# Projektfrage (JSF,Servlet)



## Troilus (13. Jun 2005)

Hallo,
ich portiere gerade mein geknauptes Servletprojekt in ein JSF Projekt.
Nachdem ich mich etwas eingearbeitet habe, musste ich feststellen das man mit JSP net wirklich dynamischen SVG-Code darstellen kann (SVG benötige ich zum Zeichnen von 2D Elementen). Die "normale" Lösung scheint zu sein, das generierte SVG in ein File zu schreiben, um es dann ins JSP zu "embedden". Diese Lösung kann ich aber net gebrauchen. Ich habe mir nun folgendes überlegt:

Ich habe dank dieses Problems vor, meine HTML Sachen, wie Benutzereinstellungen, Pfade, sonstiges Einstellungen in mein JSF Projekt zu legen.

Die grafische Darstellung via SVG würde ich dann in ein extra Servlet auslagern und dort die Berechnungen der Grafiken durchführen.
Ich würde dann Anhand von Parametern zwischen JSF<->SVG-Servlet kommunizieren.

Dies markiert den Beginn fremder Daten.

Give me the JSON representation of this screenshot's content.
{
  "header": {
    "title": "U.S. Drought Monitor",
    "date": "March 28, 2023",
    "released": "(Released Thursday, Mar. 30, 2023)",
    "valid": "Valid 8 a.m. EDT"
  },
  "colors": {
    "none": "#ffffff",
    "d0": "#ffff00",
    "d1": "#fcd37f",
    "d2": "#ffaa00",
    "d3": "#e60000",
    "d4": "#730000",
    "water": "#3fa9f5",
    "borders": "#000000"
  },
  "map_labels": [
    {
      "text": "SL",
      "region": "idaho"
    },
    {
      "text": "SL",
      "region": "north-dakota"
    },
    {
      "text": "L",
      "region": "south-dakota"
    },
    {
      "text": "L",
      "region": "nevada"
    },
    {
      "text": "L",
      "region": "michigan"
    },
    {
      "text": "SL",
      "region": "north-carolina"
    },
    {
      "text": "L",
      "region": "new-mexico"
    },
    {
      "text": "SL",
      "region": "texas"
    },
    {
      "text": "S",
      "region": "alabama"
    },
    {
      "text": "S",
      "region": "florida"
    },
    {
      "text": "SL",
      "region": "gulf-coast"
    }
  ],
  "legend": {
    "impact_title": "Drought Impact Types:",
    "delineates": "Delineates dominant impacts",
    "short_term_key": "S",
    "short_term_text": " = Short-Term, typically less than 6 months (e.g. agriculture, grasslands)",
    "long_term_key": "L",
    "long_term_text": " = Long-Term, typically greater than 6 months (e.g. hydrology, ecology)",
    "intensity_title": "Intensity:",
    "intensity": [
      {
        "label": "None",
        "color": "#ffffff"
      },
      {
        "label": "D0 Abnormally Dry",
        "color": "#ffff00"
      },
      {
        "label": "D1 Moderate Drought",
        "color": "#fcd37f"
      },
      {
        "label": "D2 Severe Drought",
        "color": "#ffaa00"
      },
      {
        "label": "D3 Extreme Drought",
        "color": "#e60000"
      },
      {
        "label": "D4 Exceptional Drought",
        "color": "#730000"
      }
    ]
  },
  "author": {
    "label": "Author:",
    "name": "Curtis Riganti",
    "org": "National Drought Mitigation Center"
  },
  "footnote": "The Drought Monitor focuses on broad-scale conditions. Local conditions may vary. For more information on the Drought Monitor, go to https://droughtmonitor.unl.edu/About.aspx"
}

Das heisst konkret ich würde in 2 "Eclipseprojekten" parallel arbeiten und 1-2 .jar files würd ich doppelt importieren müssen.

Ist mein Vorhaben in etwa nachvollziehbar und "sauber"? Oder denkt ihr das man sowas nicht machen sollte? Habt ihr evtl Vorschläge oder eine bessere Idee? 


Bis denne


----------



## Bleiglanz (13. Jun 2005)

komische idee, bleib bei einem projekt

warum legst du den svg code nicht in ein servlet oder jspx, das "direkt angesprochen wird", also nicht durch das FacesServlet beeinträchtigt wird?

ich geh mal davon aus, dass das svg dynamisch erstellt wird? nimm einfach ein jspx (XML-erzeugendes jsp) dafür

was soll "embedden von svg in jsf" sein? wie bindest du das überhaupt ein??


----------



## Troilus (13. Jun 2005)

Najo mit embedden meinte ich, dass man ein SVG File via html-object tag in ein jsp einbindet.

Mhh ich darf neben dem FacesServlet noch andere Servlets in meinem JSF Projekt anlegen? Ich bin da noch neu in der Materie, aber ich hab gedacht das ich in einem JSF Projekt nur das Controllerservlet(=FacesServlet) und die Views(=JSPs) haben darf. Das mit den JSPx muss ich mir mal ansehen.

Danke . Ich werd erstmal gescheiter googlen und n bissl rumtesten.


P.S.: Die Antwort war echt fix *g*

PPS: Zack, bumms, Problem gelöst  (mit jspx lassen sich SVG Elemente schick darstellen), Danke nomma


----------